I’m back (Jazz Hands!)

The human spirit is more powerful than any drug, and that is what needs to be nourished. Work, play, friendship, family: these are the things that matter. This is what we’ve forgotten. Simplest things.

 

So. I was sitting at the lunch table with my preschool children when i picked a banana up ‘helloooo banaphone’ I said. The 3 year olds laughed and began to pick up their bananas. ‘OHHHH i don’t have a banana!’ ”’OOO you have grapes you can just be hands free’ – holding a grape to my ear and another to my mouth. My colleague laughed hysterically – Was i back?ehhhhh?

When i got home I found out that someone had eaten all of my wheat free bread. Sacrilige! I then made a joke. ‘If you eat my bread. I kill you!’ in a weird accent. Okay maybe i’m back.
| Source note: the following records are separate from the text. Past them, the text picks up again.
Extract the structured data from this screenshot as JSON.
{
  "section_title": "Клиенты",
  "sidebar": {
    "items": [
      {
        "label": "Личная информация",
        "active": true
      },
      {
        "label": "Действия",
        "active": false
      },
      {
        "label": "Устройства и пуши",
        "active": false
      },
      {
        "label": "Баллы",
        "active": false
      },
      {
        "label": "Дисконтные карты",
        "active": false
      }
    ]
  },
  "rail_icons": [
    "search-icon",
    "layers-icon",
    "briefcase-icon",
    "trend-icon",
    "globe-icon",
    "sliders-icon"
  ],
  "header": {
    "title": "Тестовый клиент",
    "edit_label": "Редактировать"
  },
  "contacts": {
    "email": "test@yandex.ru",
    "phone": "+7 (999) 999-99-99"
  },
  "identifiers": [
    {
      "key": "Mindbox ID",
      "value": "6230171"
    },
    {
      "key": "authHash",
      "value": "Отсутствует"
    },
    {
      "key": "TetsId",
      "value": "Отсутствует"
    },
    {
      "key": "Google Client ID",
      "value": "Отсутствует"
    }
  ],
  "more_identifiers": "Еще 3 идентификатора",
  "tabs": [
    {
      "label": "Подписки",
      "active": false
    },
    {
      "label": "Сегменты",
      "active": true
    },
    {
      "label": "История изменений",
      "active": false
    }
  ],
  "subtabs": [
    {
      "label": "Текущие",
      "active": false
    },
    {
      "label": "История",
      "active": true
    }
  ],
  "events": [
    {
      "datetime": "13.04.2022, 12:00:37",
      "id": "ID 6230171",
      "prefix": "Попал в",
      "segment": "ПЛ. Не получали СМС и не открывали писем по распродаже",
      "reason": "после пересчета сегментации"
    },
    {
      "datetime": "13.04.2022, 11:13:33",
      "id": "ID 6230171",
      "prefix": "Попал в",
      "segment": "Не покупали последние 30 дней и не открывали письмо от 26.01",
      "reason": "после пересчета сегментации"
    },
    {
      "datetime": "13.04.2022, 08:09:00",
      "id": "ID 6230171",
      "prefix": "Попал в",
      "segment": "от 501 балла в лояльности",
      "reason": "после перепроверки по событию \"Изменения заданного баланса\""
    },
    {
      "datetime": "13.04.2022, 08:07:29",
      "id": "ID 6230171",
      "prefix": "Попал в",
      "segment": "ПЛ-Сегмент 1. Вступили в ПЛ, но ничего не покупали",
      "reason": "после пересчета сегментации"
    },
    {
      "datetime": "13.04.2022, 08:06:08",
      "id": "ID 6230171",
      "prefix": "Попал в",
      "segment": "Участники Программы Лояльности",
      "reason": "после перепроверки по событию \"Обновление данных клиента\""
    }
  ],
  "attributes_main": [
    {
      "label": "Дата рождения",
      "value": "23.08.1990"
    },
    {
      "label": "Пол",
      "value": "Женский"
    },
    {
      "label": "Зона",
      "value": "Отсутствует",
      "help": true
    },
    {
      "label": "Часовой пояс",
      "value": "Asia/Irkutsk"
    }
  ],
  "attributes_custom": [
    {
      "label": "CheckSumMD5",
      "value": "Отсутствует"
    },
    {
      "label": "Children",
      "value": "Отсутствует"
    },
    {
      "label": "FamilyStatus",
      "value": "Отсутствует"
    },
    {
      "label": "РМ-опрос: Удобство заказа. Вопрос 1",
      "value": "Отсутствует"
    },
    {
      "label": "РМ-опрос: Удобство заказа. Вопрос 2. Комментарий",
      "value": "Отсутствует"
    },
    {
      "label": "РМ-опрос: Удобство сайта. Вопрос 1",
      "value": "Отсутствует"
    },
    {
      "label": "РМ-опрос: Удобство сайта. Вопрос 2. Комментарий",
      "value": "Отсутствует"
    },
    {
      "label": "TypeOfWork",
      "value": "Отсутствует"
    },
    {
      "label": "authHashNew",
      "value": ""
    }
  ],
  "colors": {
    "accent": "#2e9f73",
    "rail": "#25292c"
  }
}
For the last few months i felt like I lost something, but i don’t know what. I felt empty and just trudged along. To be honest, before i had my work meeting, i didn’t realise i was ill. So what changed? Well i have no bloody idea. On saturday i spent some alone time with myself (oohhhh you dirty devils!) and i just slept and did the most amazing thing, NOT THINK. Yep. I didn’t think. Not about a thing. I just decided, to stop thinking and just do. I am just so fed up of this depression thing, i really am. I realised i also had been in denial about it.

Ever since i was on the pills, i’ve always said ‘oh well…i’m coming off them….I’m fine’ (in a up myself accent), not realising that i actually was not fine. Pretty much every couple of months when i had to explain about it i would say ‘oh well i am coming off them.’ ehhhhhhhh naaaaaaa! For the first time, i’m okay with not trying to get myself off the pills quickly. I want to get better, not get myself off the pills- does that make sense? Yeah, probably not. I’m more concerned with getting myself better, then what i thought was getting better (i.e. getting off the pills). What i thought was getting better, actually wasn’t.

I’ve come to a point where i don’t care what he thinks of me. As long as i am happy with myself, i will be okay. I am sick of hiding myself because of something my brain said. My uncle died recently, and even though he was a loving, caring man, he was unable to deal with whatever problems he had. I am so sick of psychoanalysing myself, i am sick of trying to find an answer in everything, i am just sick of trying to get people’s acceptance, I am sick of over thinking EVERYTHING and i mean EVERYTHING, like should i eat out, or not.

It’s almost like i’m two different people. The happy go lucky person i am at the moment and the depressive loner. But the question is, which one is the real me? I may never know.

Also RIP Robin Williams. It just illustrates how depressed people can sometimes hide behind a mask. It also shows how depressed or sad people can try to make others laugh, as they don’t want others to feel as low as they did. But this is just speculation.